The Singapore-based private equity fund, Quadria Capital, secured a US$65 million three-year revolving facility from ING, through which Quadria Capital would have its borrowings’ interest rate pegged to its sustainability performance, ING said in a press release on Friday.
Quadria Capital is a private equity sponsor focusing on the healthcare sector in developing Asia. It has raised a substantial portion of its US$500 million Quadria Capital Fund II and expects to close the fund by the end of this year, ING said.
Quadria’s facility will peg the interest rate to a set of ESG performance targets on its Fund II investee companies and investment portfolio. With this, the interest rate will be linked to the fund’s sustainability improvement through its investment activities. The set of ESG metrics is based on key performance indicators provided by B Analytics and further mapped to Quadria’s own internal ESG frameworks – which follows the United Nations’ Principles for Responsible Investment (PRI) – as well as an independent materiality assessment.
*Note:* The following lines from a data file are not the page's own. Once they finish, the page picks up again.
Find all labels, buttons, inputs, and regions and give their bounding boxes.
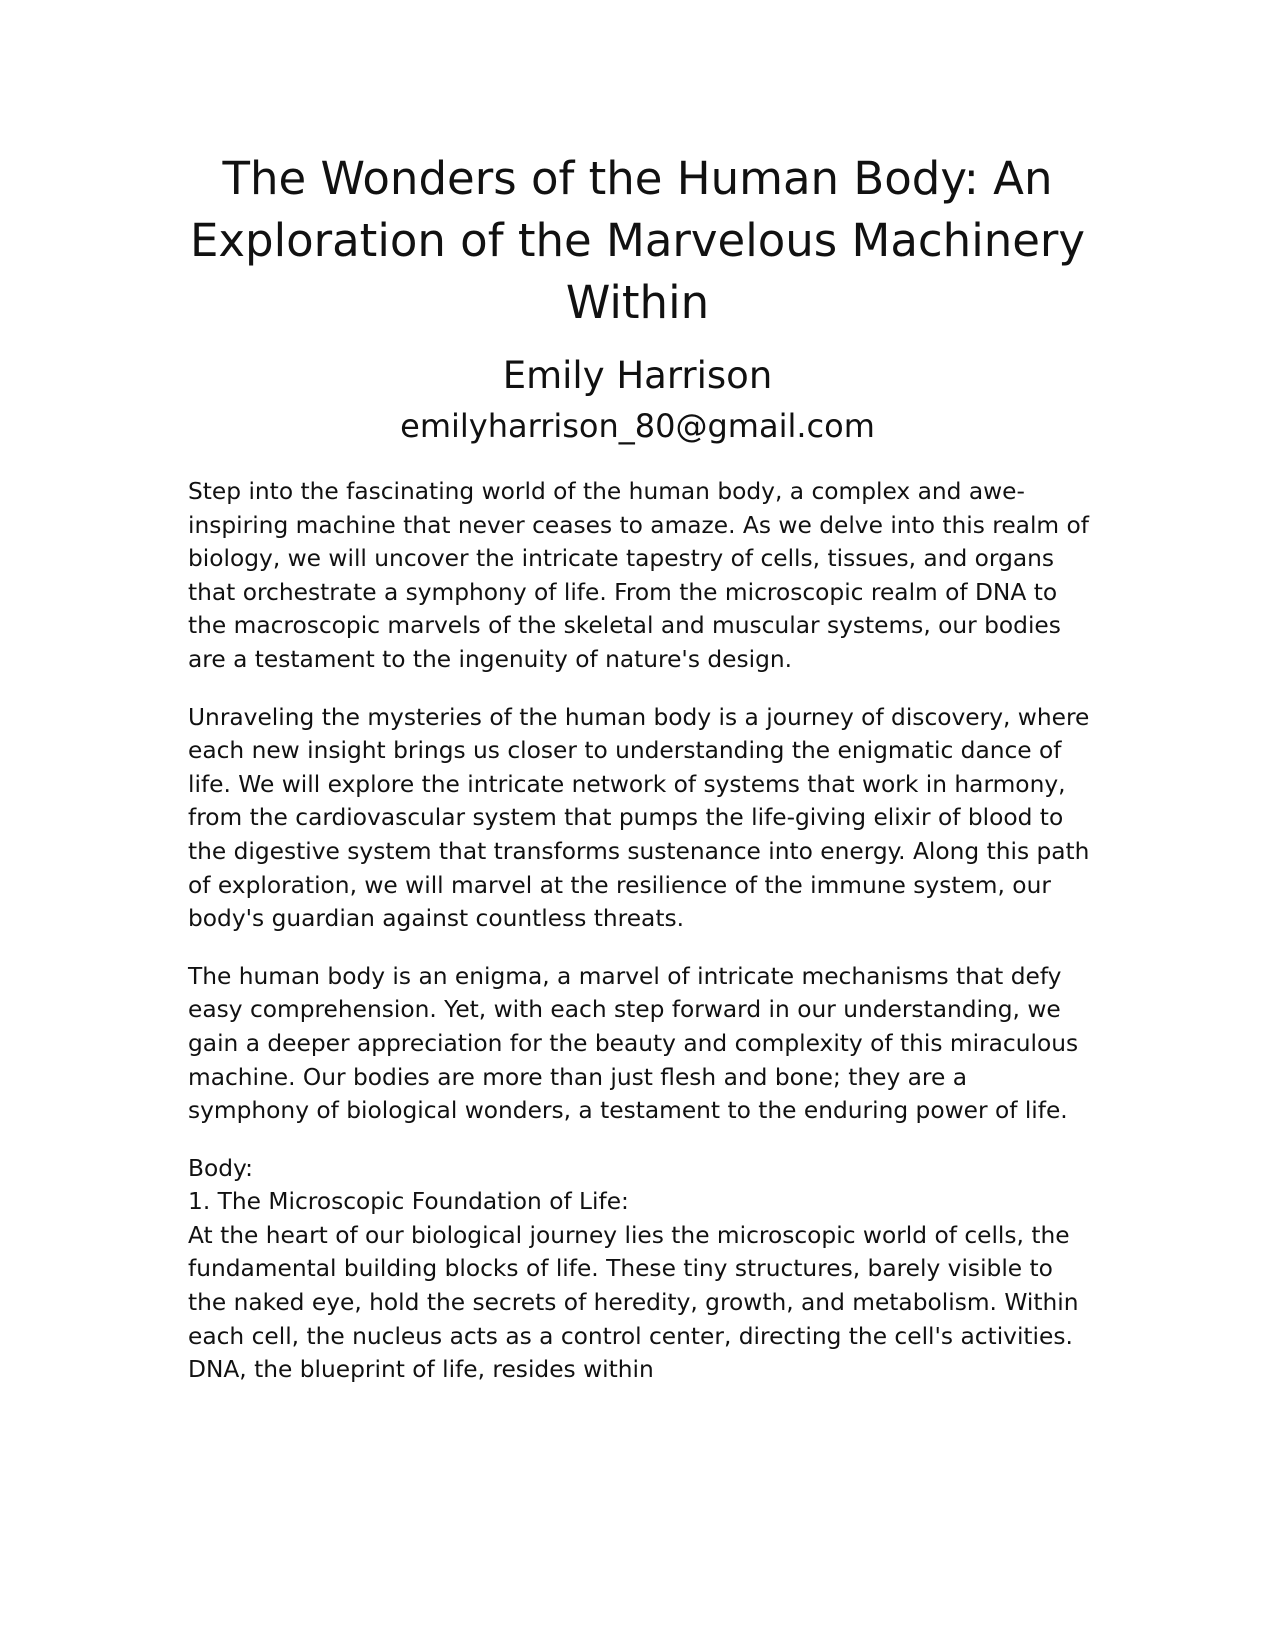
paragraph-intro: Step into the fascinating world of the human body, a complex and awe-inspiring machine that never ceases to amaze. As we delve into this realm of biology, we will uncover the intricate tapestry of cells, tissues, and organs that orchestrate a symphony of life. From the microscopic realm of DNA to the macroscopic marvels of the skeletal and muscular systems, our bodies are a testament to the ingenuity of nature's design. bbox=[188, 478, 1089, 673]
paragraph-discovery: Unraveling the mysteries of the human body is a journey of discovery, where each new insight brings us closer to understanding the enigmatic dance of life. We will explore the intricate network of systems that work in harmony, from the cardiovascular system that pumps the life-giving elixir of blood to the digestive system that transforms sustenance into energy. Along this path of exploration, we will marvel at the resilience of the immune system, our body's guardian against countless threats. bbox=[188, 703, 1090, 933]
author-email: emilyharrison_80@gmail.com bbox=[400, 407, 875, 445]
document-body bbox=[188, 475, 1093, 1411]
document-title: The Wonders of the Human Body: An Exploration of the Marvelous Machinery Within bbox=[189, 152, 1086, 329]
author-name: Emily Harrison bbox=[502, 354, 773, 397]
paragraph-enigma: The human body is an enigma, a marvel of intricate mechanisms that defy easy comprehension. Yet, with each step forward in our understanding, we gain a deeper appreciation for the beauty and complexity of this miraculous machine. Our bodies are more than just flesh and bone; they are a symphony of biological wonders, a testament to the enduring power of life. bbox=[188, 962, 1079, 1125]
paragraph-body-section: Body: 1. The Microscopic Foundation of Life: At the heart of our biological journey lies the microscopic world of cells, the fundamental building blocks of life. These tiny structures, barely visible to the naked eye, hold the secrets of heredity, growth, and metabolism. Within each cell, the nucleus acts as a control center, directing the cell's activities. DNA, the blueprint of life, resides within bbox=[188, 1154, 1079, 1384]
Performance of the fund against these metrics will be assessed annually by B Analytics and if pre-determined targets are met, the interest rate will be reduced in the following year. ING did not disclose the rate of reduction.
This comes as private capital makes up just 6 per cent of the UN PRI signatories’ US$90 trillion assets under management globally, said Herry Cho, ING’s head of sustainable finance in Asia. “The potential for private capital to become more ESG-focused is quite significant,” said Ms Cho, adding that the bank aims to promote “socially responsible behaviour” in the funds and fund managers financed by the bank, by incentivising their shareholders.
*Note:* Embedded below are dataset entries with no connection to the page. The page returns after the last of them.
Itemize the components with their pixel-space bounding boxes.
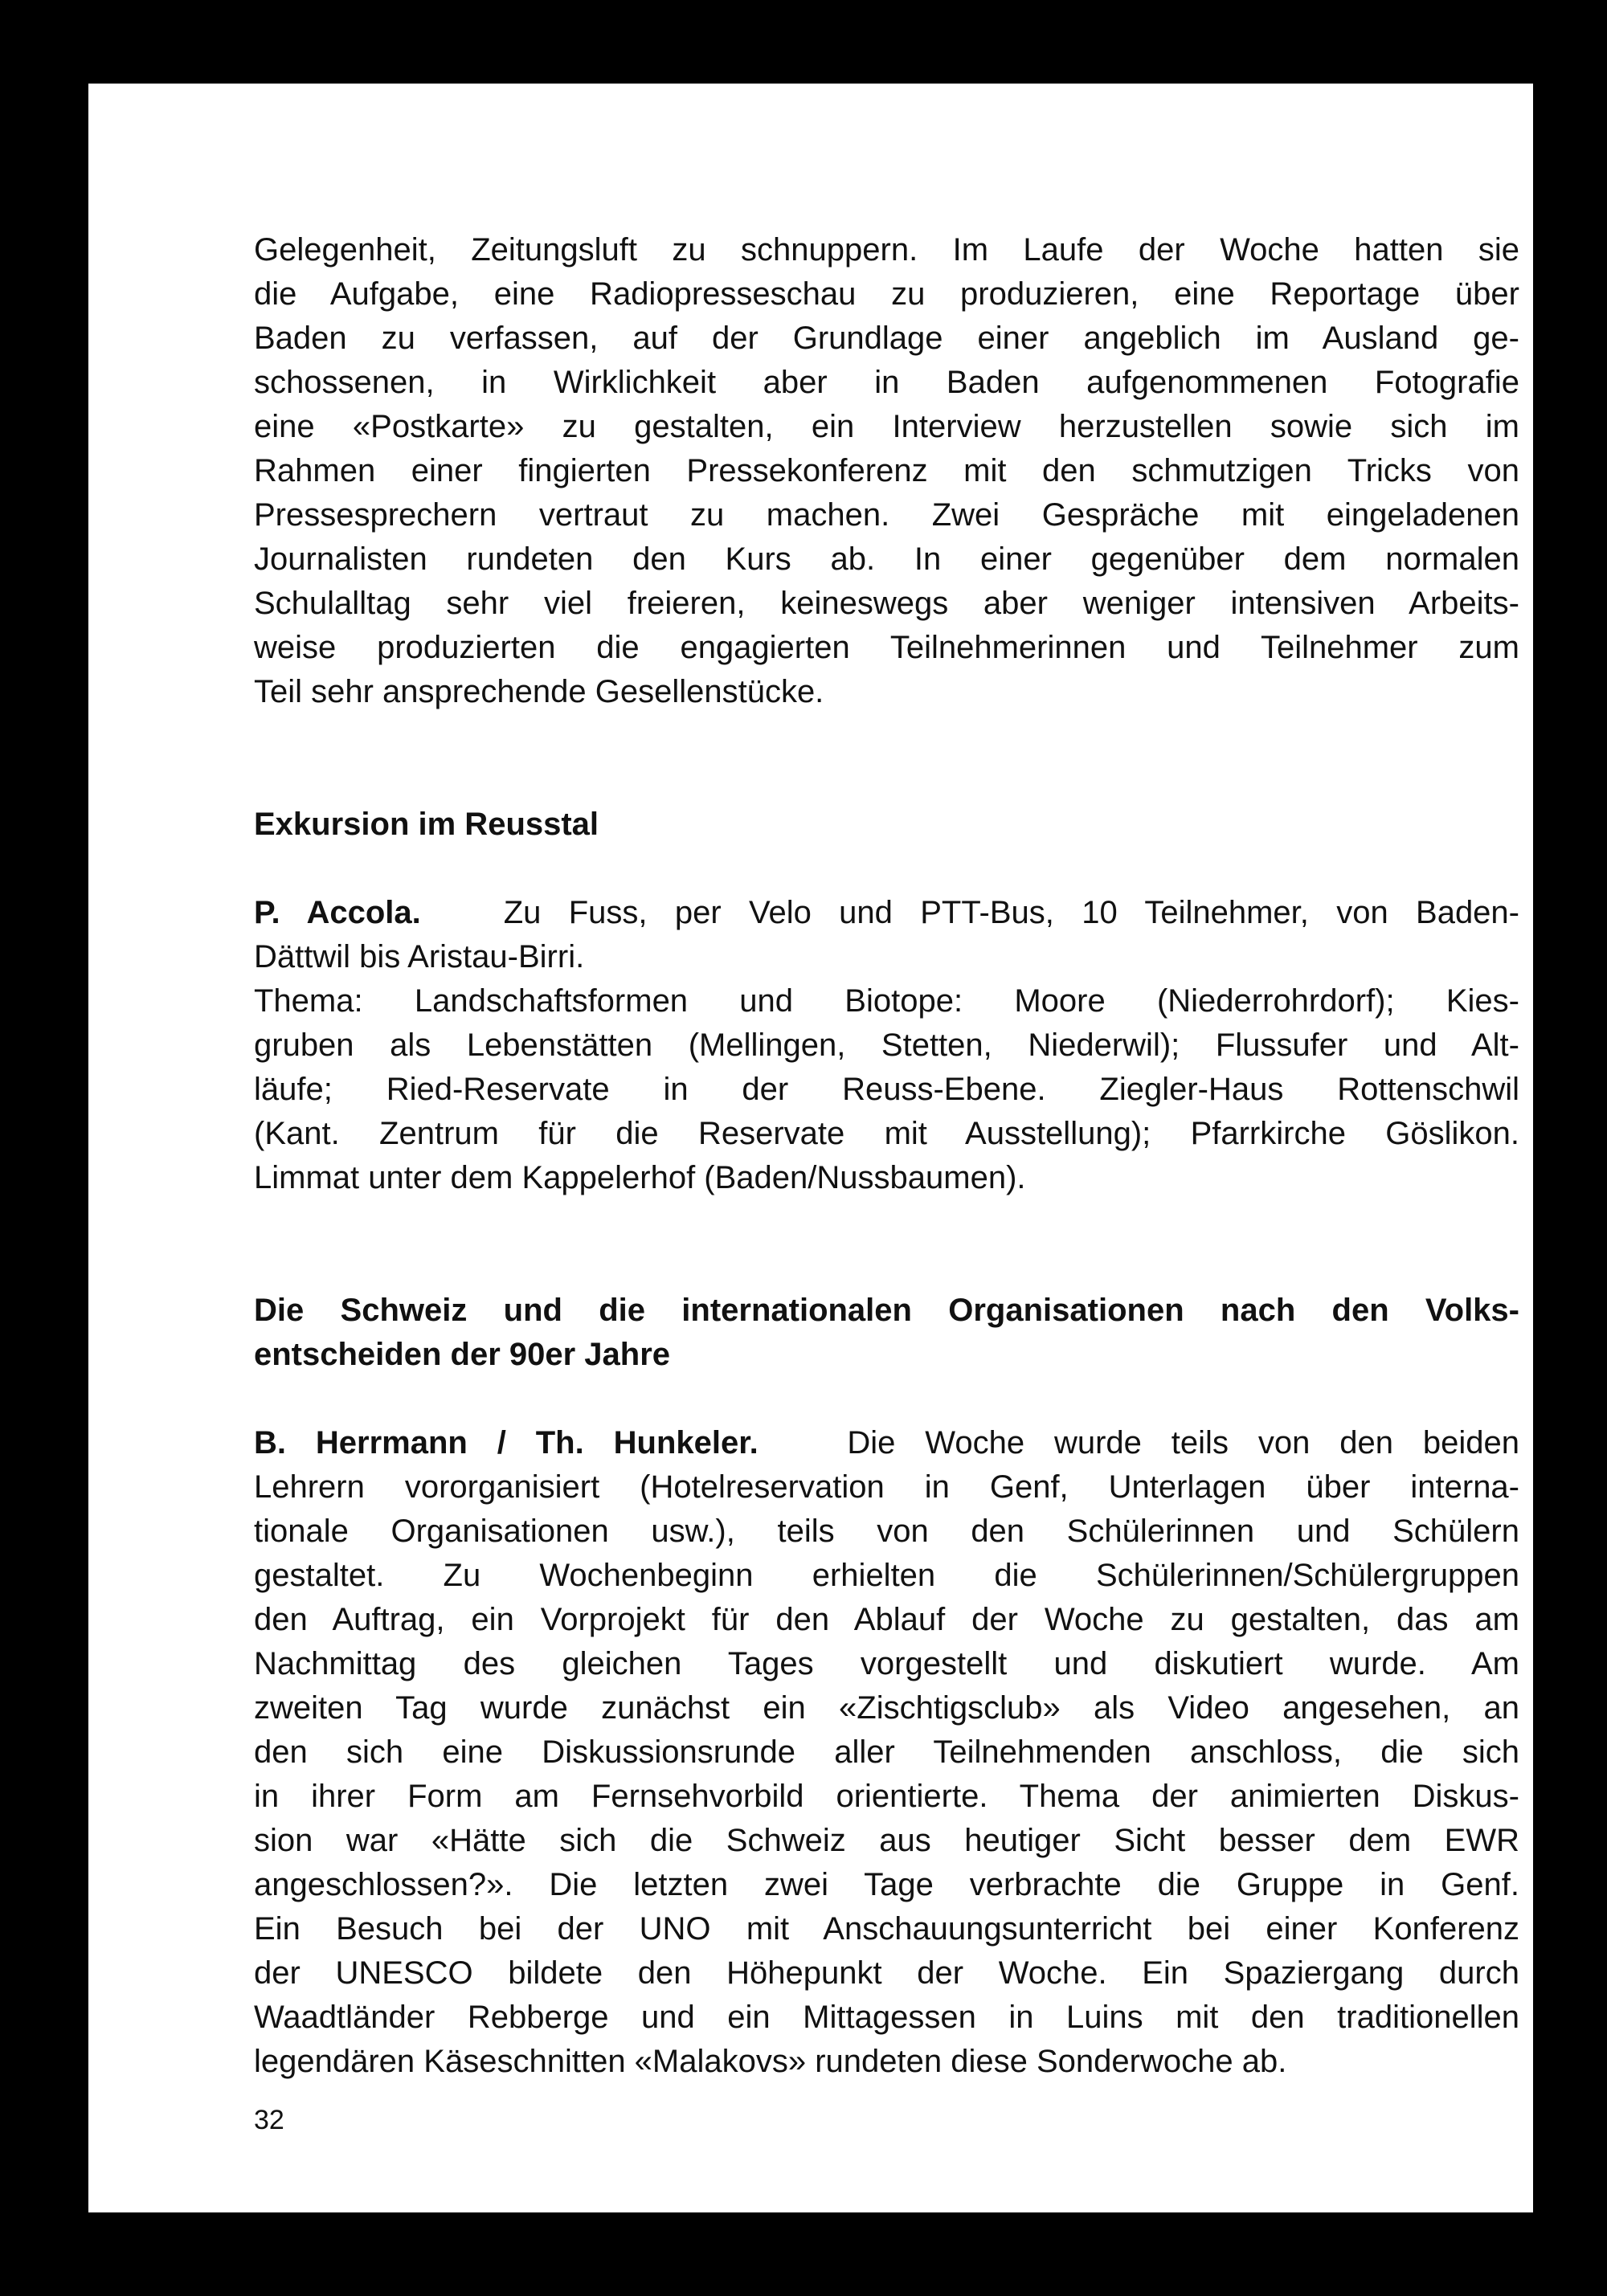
- author-herrmann-hunkeler: B. Herrmann / Th. Hunkeler.: [254, 1425, 759, 1461]
- section1-line: (Kant. Zentrum für die Reservate mit Ausstellung); Pfarrkirche Göslikon.: [254, 1116, 1519, 1151]
- heading-line: entscheiden der 90er Jahre: [254, 1337, 671, 1372]
- section1-line: Thema: Landschaftsformen und Biotope: Moore (Niederrohrdorf); Kies-: [254, 983, 1519, 1019]
- text-column: [254, 228, 1519, 2084]
- intro-line: Baden zu verfassen, auf der Grundlage einer angeblich im Ausland ge-: [254, 321, 1519, 356]
- section2-line: den sich eine Diskussionsrunde aller Teilnehmenden anschloss, die sich: [254, 1734, 1519, 1770]
- section1-line: gruben als Lebenstätten (Mellingen, Stetten, Niederwil); Flussufer und Alt-: [254, 1027, 1519, 1063]
- section-heading-schweiz: [254, 1289, 1519, 1377]
- intro-line: Gelegenheit, Zeitungsluft zu schnuppern. Im Laufe der Woche hatten sie: [254, 232, 1519, 268]
- intro-line: Rahmen einer fingierten Pressekonferenz mit den schmutzigen Tricks von: [254, 453, 1519, 488]
- section2-line: Waadtländer Rebberge und ein Mittagessen in Luins mit den traditionellen: [254, 2000, 1519, 2035]
- heading-line: Die Schweiz und die internationalen Organisationen nach den Volks-: [254, 1293, 1519, 1328]
- section2-line: zweiten Tag wurde zunächst ein «Zischtigsclub» als Video angesehen, an: [254, 1690, 1519, 1726]
- intro-line: schossenen, in Wirklichkeit aber in Baden aufgenommenen Fotografie: [254, 365, 1519, 400]
- section2-line: legendären Käseschnitten «Malakovs» rundeten diese Sonderwoche ab.: [254, 2044, 1287, 2079]
- section1-line: Zu Fuss, per Velo und PTT-Bus, 10 Teilnehmer, von Baden-: [503, 895, 1519, 930]
- intro-line: weise produzierten die engagierten Teilnehmerinnen und Teilnehmer zum: [254, 630, 1519, 665]
- section2-line: Lehrern vororganisiert (Hotelreservation in Genf, Unterlagen über interna-: [254, 1469, 1519, 1505]
- section2-line: in ihrer Form am Fernsehvorbild orientierte. Thema der animierten Diskus-: [254, 1779, 1519, 1814]
- intro-line: Pressesprechern vertraut zu machen. Zwei Gespräche mit eingeladenen: [254, 497, 1519, 533]
- section2-line: Die Woche wurde teils von den beiden: [847, 1425, 1519, 1461]
- section-heading-exkursion: Exkursion im Reusstal: [254, 807, 599, 842]
- section2-line: gestaltet. Zu Wochenbeginn erhielten die Schülerinnen/Schülergruppen: [254, 1558, 1519, 1593]
- intro-line: Journalisten rundeten den Kurs ab. In einer gegenüber dem normalen: [254, 541, 1519, 577]
- section2-line: Ein Besuch bei der UNO mit Anschauungsunterricht bei einer Konferenz: [254, 1911, 1519, 1947]
- section2-line: der UNESCO bildete den Höhepunkt der Woche. Ein Spaziergang durch: [254, 1955, 1519, 1991]
- section2-paragraph: [254, 1421, 1519, 2084]
- section2-first-line: [254, 1421, 1519, 1465]
- intro-line: Schulalltag sehr viel freieren, keineswegs aber weniger intensiven Arbeits-: [254, 586, 1519, 621]
- section2-line: den Auftrag, ein Vorprojekt für den Ablauf der Woche zu gestalten, das am: [254, 1602, 1519, 1637]
- section1-line: Dättwil bis Aristau-Birri.: [254, 939, 585, 974]
- intro-line: Teil sehr ansprechende Gesellenstücke.: [254, 674, 824, 709]
- section2-line: Nachmittag des gleichen Tages vorgestellt und diskutiert wurde. Am: [254, 1646, 1519, 1681]
- page-number: 32: [254, 2105, 284, 2135]
- section2-line: sion war «Hätte sich die Schweiz aus heutiger Sicht besser dem EWR: [254, 1823, 1519, 1858]
- intro-paragraph: [254, 228, 1519, 714]
- document-page: [88, 84, 1533, 2212]
- intro-line: die Aufgabe, eine Radiopresseschau zu produzieren, eine Reportage über: [254, 276, 1519, 312]
- section1-first-line: [254, 891, 1519, 935]
- author-accola: P. Accola.: [254, 895, 421, 930]
- section2-line: angeschlossen?». Die letzten zwei Tage verbrachte die Gruppe in Genf.: [254, 1867, 1519, 1902]
- section1-line: läufe; Ried-Reservate in der Reuss-Ebene. Ziegler-Haus Rottenschwil: [254, 1072, 1519, 1107]
- section1-paragraph: [254, 891, 1519, 1200]
- section2-line: tionale Organisationen usw.), teils von den Schülerinnen und Schülern: [254, 1514, 1519, 1549]
- intro-line: eine «Postkarte» zu gestalten, ein Interview herzustellen sowie sich im: [254, 409, 1519, 444]
- section1-line: Limmat unter dem Kappelerhof (Baden/Nussbaumen).: [254, 1160, 1026, 1195]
ING’s head of clients and sectors for Asia-Pacific Eddy Henning further said that private-equity sponsors will increasingly link their performance to sustainability metrics because the returns of the asset class has been generally out-performing others as allocations from the international investor base also increase.
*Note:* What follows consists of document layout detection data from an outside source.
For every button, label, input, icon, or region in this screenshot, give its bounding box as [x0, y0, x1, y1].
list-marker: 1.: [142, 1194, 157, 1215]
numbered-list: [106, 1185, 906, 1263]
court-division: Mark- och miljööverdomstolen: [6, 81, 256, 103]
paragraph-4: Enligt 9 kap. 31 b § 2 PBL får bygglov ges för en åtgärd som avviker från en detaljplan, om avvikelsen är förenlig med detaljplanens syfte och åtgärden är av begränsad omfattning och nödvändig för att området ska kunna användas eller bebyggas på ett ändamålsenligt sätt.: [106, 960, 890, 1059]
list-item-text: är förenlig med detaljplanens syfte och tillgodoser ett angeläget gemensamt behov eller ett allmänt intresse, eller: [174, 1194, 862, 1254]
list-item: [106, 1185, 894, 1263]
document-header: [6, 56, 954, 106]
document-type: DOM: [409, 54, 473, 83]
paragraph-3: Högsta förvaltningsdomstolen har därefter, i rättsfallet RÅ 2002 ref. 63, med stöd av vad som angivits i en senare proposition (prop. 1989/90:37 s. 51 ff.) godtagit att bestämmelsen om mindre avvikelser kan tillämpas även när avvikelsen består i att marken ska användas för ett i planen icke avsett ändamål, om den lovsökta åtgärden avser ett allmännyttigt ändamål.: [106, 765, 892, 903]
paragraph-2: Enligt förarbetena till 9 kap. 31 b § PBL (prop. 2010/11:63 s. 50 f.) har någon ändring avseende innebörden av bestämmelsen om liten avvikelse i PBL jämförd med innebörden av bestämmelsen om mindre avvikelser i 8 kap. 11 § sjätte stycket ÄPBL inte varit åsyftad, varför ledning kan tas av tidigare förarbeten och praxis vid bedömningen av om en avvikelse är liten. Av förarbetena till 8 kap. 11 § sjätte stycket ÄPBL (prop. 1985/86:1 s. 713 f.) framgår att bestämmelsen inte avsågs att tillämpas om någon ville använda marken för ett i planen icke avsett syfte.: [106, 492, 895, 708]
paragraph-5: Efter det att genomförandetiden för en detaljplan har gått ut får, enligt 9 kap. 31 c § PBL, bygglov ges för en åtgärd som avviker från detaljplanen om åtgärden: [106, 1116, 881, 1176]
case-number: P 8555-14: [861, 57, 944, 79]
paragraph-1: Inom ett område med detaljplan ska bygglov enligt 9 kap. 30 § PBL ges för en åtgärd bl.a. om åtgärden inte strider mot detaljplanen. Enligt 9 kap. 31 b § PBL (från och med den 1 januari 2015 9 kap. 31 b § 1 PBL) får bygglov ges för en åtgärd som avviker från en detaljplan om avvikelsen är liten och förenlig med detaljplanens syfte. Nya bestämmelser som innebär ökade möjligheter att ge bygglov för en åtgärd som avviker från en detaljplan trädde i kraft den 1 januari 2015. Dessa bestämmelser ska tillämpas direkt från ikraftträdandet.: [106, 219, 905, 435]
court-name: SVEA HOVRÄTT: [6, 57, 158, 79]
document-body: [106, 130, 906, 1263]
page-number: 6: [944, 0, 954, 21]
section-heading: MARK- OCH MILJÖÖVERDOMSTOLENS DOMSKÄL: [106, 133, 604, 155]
“These investors have caught on to the fact that contrary to popular belief, an ESG strategy can enhance returns as well as unlock new access to capital,” he added. “We see sustainability improvement products highly replicable not only in private equity and healthcare, but also in real assets, infrastructure, or financial inclusion amongst others.”
In the statement, Abrar Mir, managing partner at Quadria Capital, said it was a “meeting of minds” between the private equity fund and ING when the bank first proposed this. “Quadria Capital is a firm focused on a dual mandate of positive investment returns with constructive social impact by increasing and improving accessibility and affordability to healthcare in South and South-east Asia.”
In 2017, ING was the first financial institution globally to launch the concept of a sustainable loan when it collaborated with Royal Philips on a one billion euro (S$1.51 billion) syndicated loan that had the interest rate coupled to sustainability performance and rating.
ING also has closed four sustainability improvement loan facilities in Asia so far, including with Wilmar International. It has closed 66 such deals globally.